- The shortest wavelength (λshortest) can be calculated using the Rydberg formula with n1 = 8 and n2 = 2.
- The longest wavelength (λlongest) can be calculated using the Rydberg formula with n1 = 8 and n2 approaching infinity.
When a hydrogen atom is in its eighth excited state, the shortest and longest wavelengths (in meters) of the photons it can emit can be determined using the Rydberg formula and the Balmer series.
The Rydberg formula is given as:
1/λ = R * (1/n1^2 - 1/n2^2)
Where λ is the wavelength, R is the Rydberg constant (approximately 1.097 x 10^7 m^-1), and n1 and n2 are the principal quantum numbers.
In the Balmer series, the transitions occur from higher energy levels to the second energy level (n2 = 2).
To find the shortest wavelength, we consider the transition from the eighth excited state (n1 = 8) to the second energy level (n2 = 2).

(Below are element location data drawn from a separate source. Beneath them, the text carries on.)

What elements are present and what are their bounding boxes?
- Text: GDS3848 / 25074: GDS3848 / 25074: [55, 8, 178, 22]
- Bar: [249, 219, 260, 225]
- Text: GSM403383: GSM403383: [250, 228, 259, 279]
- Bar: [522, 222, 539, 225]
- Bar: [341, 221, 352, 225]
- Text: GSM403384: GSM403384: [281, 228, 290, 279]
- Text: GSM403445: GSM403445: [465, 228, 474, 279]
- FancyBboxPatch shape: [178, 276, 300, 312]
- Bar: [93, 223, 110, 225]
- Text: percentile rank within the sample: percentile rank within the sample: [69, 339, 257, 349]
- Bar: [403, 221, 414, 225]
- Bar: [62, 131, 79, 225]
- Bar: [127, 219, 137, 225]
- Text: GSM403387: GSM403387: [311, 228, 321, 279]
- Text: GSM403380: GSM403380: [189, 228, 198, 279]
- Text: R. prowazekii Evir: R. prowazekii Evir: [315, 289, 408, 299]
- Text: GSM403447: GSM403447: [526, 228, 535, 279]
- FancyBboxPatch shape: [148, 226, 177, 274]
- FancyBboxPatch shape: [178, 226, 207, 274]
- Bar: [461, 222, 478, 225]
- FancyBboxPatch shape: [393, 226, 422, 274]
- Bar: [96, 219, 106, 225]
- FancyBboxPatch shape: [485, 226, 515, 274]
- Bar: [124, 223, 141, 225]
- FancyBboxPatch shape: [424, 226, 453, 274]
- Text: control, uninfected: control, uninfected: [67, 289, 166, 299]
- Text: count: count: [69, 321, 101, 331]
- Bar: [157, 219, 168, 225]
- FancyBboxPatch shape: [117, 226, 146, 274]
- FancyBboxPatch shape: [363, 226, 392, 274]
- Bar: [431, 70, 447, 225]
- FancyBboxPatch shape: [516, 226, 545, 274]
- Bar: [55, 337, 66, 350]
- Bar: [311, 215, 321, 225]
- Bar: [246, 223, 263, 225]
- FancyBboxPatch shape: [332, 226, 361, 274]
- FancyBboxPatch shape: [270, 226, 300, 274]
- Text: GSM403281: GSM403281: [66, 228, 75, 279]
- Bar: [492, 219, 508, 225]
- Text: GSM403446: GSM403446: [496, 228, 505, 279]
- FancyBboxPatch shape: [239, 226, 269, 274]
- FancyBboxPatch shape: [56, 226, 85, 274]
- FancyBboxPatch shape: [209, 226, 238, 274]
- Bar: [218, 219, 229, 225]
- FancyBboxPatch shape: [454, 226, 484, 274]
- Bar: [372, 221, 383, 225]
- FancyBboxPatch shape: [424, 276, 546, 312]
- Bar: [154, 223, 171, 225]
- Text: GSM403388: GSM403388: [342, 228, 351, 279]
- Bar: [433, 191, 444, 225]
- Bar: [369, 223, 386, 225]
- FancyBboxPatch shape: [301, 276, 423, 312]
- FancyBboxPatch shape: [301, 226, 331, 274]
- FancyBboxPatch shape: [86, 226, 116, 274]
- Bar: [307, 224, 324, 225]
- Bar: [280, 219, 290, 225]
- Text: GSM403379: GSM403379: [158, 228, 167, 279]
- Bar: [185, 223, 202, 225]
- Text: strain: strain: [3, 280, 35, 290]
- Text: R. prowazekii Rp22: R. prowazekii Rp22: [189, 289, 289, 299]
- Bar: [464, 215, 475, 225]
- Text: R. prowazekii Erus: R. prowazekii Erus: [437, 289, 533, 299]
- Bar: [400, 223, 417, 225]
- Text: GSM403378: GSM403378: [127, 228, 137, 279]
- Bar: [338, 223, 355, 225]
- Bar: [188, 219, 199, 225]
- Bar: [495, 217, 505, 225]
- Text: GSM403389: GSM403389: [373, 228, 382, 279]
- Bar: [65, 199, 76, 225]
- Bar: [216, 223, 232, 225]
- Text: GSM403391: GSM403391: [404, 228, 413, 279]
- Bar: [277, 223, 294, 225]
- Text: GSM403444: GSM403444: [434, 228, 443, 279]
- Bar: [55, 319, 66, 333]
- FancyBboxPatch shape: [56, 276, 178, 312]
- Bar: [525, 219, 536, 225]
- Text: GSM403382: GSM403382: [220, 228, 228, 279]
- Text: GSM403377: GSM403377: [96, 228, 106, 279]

Plugging these values into the Rydberg formula, we get:
1/λshortest = R * (1/2^2 - 1/8^2)
To find the longest wavelength, we consider the transition from the eighth excited state (n1 = 8) to the second energy level (n2 = 2). Plugging these values into the Rydberg formula, we get:
1/λlongest = R * (1/2^2 - 1/∞^2)
As n2 approaches infinity, the term 1/n2^2 approaches zero, resulting in the longest wavelength.